Hiroyuki Takahashi, President of JTB Corp, the largest travel agency in Japan, feels that these international sporting events provide a strong motivation for Japan to strengthen and establish itself as a better tourist-centric nation. “Our goal for 2020 is to establish a number one position in the Asian market, and ensure JTB a long-term stable growth foundation within this market. In order to establish this goal, we need to set up a stronger network in Asia which will enable us to expand our operations much further, “ he says. “In addition to that we need to ensure that our inbound and outbound operations consistently achieve growth. Our ultimate aspiration is to establish our global DMC or ‘Departing Globally, Arriving Globally’ model worldwide.”
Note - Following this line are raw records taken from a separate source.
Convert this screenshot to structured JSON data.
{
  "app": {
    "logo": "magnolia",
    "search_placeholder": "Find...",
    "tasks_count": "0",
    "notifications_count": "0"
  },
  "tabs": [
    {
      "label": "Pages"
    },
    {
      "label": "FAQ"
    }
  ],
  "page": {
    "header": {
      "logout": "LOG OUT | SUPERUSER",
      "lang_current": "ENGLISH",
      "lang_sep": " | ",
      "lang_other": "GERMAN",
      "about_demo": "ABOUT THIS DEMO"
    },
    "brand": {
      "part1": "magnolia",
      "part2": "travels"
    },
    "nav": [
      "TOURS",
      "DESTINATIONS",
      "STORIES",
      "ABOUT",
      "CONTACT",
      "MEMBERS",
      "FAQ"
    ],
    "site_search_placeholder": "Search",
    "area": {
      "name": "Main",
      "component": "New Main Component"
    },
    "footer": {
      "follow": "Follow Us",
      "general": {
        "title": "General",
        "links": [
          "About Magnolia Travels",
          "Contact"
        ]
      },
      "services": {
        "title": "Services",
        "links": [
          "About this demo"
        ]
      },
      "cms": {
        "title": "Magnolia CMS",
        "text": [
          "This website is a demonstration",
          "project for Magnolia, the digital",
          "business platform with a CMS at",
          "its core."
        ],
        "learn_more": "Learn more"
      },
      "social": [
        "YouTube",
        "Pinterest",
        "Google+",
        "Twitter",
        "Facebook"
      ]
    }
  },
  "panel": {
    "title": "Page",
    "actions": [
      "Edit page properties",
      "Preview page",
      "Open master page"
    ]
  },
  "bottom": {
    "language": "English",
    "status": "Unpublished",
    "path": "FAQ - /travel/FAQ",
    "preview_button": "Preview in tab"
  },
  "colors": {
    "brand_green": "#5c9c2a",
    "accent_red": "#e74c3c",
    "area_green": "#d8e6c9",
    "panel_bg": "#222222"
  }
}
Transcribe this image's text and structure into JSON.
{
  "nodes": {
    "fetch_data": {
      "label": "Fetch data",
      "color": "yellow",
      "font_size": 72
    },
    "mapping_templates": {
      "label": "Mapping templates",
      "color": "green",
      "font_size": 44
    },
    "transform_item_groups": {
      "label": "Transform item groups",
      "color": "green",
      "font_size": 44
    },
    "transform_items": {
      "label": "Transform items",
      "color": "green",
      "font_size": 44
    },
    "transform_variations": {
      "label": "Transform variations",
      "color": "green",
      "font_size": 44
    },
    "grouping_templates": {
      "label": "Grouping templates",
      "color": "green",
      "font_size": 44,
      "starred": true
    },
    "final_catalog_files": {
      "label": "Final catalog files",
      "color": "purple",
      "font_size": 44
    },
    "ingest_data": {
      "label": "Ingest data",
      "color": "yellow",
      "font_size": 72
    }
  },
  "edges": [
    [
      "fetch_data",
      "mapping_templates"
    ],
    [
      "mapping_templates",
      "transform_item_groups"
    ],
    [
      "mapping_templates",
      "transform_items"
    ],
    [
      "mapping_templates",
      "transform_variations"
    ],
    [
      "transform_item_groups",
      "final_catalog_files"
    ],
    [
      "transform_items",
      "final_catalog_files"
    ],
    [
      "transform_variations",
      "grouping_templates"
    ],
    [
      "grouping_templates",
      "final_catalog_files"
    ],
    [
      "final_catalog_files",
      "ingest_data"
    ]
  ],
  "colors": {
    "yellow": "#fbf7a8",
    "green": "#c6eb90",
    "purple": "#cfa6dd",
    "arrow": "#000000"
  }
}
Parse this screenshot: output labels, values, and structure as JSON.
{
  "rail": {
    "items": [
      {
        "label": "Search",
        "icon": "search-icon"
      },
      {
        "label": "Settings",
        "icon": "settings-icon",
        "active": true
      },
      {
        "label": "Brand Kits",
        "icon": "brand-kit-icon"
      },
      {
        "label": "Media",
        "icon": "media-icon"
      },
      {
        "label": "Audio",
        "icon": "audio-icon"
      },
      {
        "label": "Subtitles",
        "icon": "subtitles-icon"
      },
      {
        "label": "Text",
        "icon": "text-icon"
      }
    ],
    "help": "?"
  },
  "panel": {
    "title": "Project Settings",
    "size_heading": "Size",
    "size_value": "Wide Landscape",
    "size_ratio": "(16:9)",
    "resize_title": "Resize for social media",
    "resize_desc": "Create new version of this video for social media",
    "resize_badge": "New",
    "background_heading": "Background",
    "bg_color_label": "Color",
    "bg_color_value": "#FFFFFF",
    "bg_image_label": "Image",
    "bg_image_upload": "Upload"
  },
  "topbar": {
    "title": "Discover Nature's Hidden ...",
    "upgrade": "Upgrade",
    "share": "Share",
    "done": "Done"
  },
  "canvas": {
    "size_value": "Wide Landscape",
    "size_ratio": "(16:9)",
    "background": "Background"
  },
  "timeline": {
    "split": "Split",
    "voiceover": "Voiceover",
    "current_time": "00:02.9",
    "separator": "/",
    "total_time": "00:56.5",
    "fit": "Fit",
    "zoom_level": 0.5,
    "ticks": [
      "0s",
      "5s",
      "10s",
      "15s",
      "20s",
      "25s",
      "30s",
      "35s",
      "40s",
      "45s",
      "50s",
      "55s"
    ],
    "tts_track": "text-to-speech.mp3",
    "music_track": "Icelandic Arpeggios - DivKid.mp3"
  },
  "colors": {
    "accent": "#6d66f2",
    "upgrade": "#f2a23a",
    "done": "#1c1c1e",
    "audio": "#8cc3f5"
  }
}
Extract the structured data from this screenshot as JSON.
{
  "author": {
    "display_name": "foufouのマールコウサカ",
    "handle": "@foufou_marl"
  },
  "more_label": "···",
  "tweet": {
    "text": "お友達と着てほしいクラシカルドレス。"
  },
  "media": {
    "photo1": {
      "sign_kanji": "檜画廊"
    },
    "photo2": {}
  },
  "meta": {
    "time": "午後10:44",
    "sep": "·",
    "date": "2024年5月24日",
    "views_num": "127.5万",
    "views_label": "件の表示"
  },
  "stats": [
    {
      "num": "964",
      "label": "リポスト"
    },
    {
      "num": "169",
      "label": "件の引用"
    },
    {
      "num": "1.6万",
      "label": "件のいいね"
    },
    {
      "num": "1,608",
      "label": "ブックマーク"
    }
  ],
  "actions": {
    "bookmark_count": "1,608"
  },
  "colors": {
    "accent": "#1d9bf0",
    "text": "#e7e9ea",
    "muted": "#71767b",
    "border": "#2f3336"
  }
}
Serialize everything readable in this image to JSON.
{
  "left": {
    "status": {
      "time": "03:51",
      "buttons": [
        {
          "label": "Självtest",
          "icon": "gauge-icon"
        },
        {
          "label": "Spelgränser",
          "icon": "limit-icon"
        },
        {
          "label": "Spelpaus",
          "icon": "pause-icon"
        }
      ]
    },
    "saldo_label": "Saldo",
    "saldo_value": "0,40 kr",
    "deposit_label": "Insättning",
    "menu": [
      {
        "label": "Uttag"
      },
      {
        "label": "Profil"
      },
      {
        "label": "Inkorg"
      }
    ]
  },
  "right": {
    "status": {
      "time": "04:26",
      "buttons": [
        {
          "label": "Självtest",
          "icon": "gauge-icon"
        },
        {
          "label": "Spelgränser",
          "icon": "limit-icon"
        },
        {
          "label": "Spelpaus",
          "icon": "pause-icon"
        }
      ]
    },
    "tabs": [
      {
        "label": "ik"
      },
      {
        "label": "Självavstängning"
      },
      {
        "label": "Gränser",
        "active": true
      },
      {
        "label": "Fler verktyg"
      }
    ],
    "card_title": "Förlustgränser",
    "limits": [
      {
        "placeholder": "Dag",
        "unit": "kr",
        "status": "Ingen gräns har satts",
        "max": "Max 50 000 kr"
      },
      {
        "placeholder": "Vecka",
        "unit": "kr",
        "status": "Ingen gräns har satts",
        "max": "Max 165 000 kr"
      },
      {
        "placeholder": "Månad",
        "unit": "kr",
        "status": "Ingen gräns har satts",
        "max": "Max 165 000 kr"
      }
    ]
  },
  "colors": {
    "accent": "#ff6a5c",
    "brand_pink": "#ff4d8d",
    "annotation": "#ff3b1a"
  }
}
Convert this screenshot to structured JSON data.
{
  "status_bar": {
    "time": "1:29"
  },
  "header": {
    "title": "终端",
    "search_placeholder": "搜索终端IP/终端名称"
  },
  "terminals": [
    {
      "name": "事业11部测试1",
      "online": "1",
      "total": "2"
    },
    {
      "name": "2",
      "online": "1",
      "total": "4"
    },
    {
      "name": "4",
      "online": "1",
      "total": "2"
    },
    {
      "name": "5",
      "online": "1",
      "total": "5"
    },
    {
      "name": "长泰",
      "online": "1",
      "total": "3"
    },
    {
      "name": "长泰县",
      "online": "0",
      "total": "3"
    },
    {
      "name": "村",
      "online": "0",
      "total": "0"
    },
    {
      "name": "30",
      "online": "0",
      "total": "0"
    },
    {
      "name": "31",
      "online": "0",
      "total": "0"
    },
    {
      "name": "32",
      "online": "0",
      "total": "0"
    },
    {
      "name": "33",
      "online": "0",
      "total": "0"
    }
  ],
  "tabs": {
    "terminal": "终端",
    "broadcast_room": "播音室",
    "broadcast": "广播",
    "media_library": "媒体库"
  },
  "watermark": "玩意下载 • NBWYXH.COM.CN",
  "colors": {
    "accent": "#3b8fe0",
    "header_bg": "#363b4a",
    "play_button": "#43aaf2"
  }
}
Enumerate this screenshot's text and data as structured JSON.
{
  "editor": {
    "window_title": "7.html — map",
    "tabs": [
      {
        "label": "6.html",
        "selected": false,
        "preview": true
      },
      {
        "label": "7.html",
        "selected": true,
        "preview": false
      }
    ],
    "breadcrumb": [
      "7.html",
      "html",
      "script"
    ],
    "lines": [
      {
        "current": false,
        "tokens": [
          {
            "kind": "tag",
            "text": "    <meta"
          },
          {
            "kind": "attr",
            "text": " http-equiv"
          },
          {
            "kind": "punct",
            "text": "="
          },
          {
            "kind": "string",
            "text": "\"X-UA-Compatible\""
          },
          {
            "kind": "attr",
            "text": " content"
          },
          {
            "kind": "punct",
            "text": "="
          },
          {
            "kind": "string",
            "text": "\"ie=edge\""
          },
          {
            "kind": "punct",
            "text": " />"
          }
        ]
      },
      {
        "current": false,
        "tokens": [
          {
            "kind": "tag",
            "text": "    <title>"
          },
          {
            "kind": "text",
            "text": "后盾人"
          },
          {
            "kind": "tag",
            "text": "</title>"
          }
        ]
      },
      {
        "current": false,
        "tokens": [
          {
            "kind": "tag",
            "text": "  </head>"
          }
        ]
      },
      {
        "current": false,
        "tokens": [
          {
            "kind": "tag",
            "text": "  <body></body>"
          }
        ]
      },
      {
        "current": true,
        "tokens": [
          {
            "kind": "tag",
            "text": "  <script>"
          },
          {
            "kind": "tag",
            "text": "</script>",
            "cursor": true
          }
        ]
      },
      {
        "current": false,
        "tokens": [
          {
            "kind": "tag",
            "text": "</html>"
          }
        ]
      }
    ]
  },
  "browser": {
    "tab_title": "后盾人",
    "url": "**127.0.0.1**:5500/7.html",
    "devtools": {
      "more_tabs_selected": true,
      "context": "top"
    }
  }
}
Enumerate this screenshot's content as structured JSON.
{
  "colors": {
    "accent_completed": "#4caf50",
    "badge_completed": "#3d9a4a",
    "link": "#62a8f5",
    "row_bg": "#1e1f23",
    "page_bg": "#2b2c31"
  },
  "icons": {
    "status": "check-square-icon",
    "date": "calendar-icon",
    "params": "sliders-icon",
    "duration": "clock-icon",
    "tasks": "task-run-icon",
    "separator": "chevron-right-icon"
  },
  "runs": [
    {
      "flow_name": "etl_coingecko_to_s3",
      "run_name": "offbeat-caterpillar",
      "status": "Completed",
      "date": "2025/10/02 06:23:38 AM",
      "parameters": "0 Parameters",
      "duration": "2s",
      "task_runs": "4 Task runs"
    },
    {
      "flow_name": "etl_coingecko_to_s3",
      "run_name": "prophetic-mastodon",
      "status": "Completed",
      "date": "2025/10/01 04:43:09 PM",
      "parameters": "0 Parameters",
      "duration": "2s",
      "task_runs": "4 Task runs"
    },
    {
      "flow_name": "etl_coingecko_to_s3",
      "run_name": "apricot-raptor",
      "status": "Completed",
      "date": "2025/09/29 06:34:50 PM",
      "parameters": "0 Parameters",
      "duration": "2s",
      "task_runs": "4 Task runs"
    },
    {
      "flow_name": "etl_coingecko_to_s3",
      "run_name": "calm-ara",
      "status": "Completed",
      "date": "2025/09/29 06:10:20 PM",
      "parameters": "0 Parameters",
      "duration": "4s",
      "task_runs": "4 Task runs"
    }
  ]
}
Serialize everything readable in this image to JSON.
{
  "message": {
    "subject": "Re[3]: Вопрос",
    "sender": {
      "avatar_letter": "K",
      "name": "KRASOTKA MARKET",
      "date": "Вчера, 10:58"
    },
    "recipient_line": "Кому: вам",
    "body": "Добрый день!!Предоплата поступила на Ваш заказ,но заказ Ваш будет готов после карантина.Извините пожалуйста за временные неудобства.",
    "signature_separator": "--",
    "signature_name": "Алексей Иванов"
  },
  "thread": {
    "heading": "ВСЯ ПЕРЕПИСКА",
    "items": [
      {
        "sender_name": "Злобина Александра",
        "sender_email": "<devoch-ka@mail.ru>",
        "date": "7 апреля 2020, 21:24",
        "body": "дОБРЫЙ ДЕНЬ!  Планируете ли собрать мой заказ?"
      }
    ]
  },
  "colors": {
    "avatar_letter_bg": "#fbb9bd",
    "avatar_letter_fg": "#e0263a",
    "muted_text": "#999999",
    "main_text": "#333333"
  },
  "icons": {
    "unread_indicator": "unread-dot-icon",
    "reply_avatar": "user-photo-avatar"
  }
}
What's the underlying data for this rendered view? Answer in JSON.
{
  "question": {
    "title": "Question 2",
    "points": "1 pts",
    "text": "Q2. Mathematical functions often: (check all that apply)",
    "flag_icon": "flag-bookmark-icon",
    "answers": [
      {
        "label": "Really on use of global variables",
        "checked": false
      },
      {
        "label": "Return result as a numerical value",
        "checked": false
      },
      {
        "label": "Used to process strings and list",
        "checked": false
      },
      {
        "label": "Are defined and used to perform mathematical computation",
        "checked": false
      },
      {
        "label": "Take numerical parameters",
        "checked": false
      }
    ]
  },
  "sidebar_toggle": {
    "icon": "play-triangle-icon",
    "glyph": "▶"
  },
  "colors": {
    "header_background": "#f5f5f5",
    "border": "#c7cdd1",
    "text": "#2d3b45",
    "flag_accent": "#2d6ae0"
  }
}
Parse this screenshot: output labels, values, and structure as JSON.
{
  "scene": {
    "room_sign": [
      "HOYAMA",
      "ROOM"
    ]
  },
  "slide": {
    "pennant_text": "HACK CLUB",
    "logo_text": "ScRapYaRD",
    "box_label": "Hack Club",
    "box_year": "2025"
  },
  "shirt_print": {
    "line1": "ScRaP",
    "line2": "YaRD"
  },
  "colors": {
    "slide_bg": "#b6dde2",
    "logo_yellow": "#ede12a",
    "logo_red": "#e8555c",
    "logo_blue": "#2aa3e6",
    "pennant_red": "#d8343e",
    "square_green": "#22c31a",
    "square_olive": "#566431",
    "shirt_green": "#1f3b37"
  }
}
Fuji Media Holdings CEO Hisashi Hieda, in turn, is convinced tourism will continue to flourish between now and the Olympics and that it will benefit greatly from the expansion of his company. Though it’s a relatively late starter compared with other countries, the tourist industry in Japan can, he believes, generate a lot of opportunities once the envisaged increase in visitors begins to pay off. “Our hotel business, attractions such as aquariums, museums and entertainment-service sectors productivity as a whole will likely be the driver of growth for us as a holding company,” he says, confident that this growth will also have a large spillover effect.